JAKARTA, KOMPAS.com - Juru Bicara Komisi Pemberantasan Korupsi (KPK) Febri Diansyah menuturkan pihaknya belum dapat melakukan upaya selain pemanggilan kepada pemegang saham pengendali Bank Dagang Nasional Indonesia (BDNI) tahun 2004, Sjamsul Nursalim, dan istrinya, Itjih Nursalim.
Keduanya sudah mangkir dari dua panggilan KPK untuk dimintai keterangan terkait kasus korupsi dalam pemberian Surat Keterangan Lunas (SKL) atas pemberian Bantuan Likuiditas Bank Indonesia (BLBI).
"Memang proses ini masih di tahap penyelidikan, jadi belum tahap penyidikan, sehingga pemanggilan-pemanggilan seperti upaya paksa atau pemanggilan dengan menghadapkan oleh yang ditugaskan itu belum memungkinkan untuk dilakukan," terang Febri di Gedung Merah Putih KPK, Jakarta Selatan, Senin (12/11/2018).
Maka dari itu, KPK berusaha menelusuri lebih dalam kasus tersebut melalui sumber lain, seperti keterangan saksi lainnya.
Febri menuturkan, KPK juga mendalami dugaan keterlibatan pihak lain yang diungkapkan dalam sidang Mantan Kepala Badan Penyehatan Perbankan Nasional (BPPN) Syafruddin Arsyad Temenggung (SAT). Syafruddin divonis selama 13 tahun terkait kasus ini.
"Jadi kami sedang membicarakan, sekaligus melakukan analisis terhadap saksi-saksi lain yang sudah dimintakan keterangan sebelumnya," katanya.
"Dan analisis terhadap fakta persidangan sedang dilakukan, untuk SAT, peran-peran pihak lain cukup jelas yang disebutkan," jelas Febri.
Baca juga: KPK Kembali Panggil Sjamsul Nursalim dan Istri Terkait Kasus BLBI
KPK akan menginformasikan kembali apakah akan dilakukan pemanggilan ketiga atau upaya lain terhadap Sjamsul dan Itjih.
Namun, Febri kembali menyerukan kepada keduanya agar beritikad baik terhadap pemanggilan ini.
Terkait kasus ini, Mantan Kepala BPPN Syafruddin Arsyad Temenggung dinyatakan terbukti merugikan negara sekitar Rp 4,58 triliun terkait penerbitan Surat Keterangan Lunas (SKL) BLBI kepada Bank Dagang Nasional Indonesia (BDNI).
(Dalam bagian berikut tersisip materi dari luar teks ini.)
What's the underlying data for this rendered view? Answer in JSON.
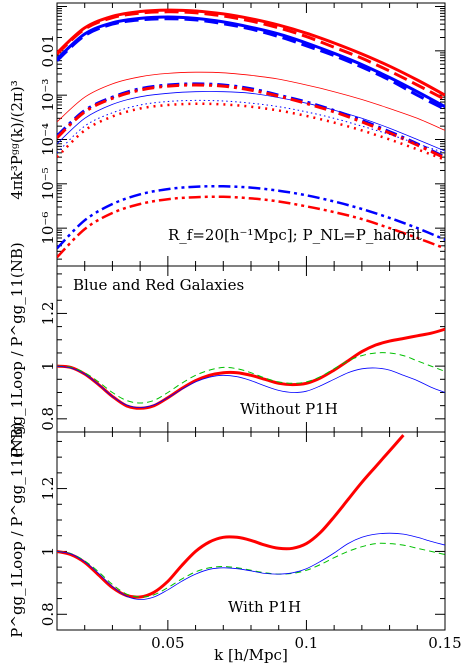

Menurut hakim, perbuatan Syafruddin telah memperkaya Sjamsul Nursalim, selaku pemegang saham pengendali BDNI tahun 2004.
Syafruddin selaku Kepala BPPN melakukan penghapusan piutang BDNI kepada petani tambak yang dijamin oleh PT Dipasena Citra Darmadja (PT DCD) dan PT Wachyuni Mandira (PT WM).
Baca juga: Sjamsul Nursalim dan Istri Kembali Tak Penuhi Panggilan KPK
Selain itu, Syafruddin disebut telah menerbitkan Surat Pemenuhan Kewajiban Pemegang Saham.
Padahal, Sjamsul Nursalim belum menyelesaikan kewajibannya terhadap kesalahan (misrepresentasi) dalam menampilkan piutang BDNI kepada petambak, yang akan diserahkan kepada BPPN.
Perbuatan Syafruddin dinilai telah menghilangkan hak tagih negara terhadap Sjamsul Nursalim sebesar Rp 4,58 triliun. Untuk itu, majelis hakim menjatuhi vonis 13 tahun penjara kepada Syafruddin.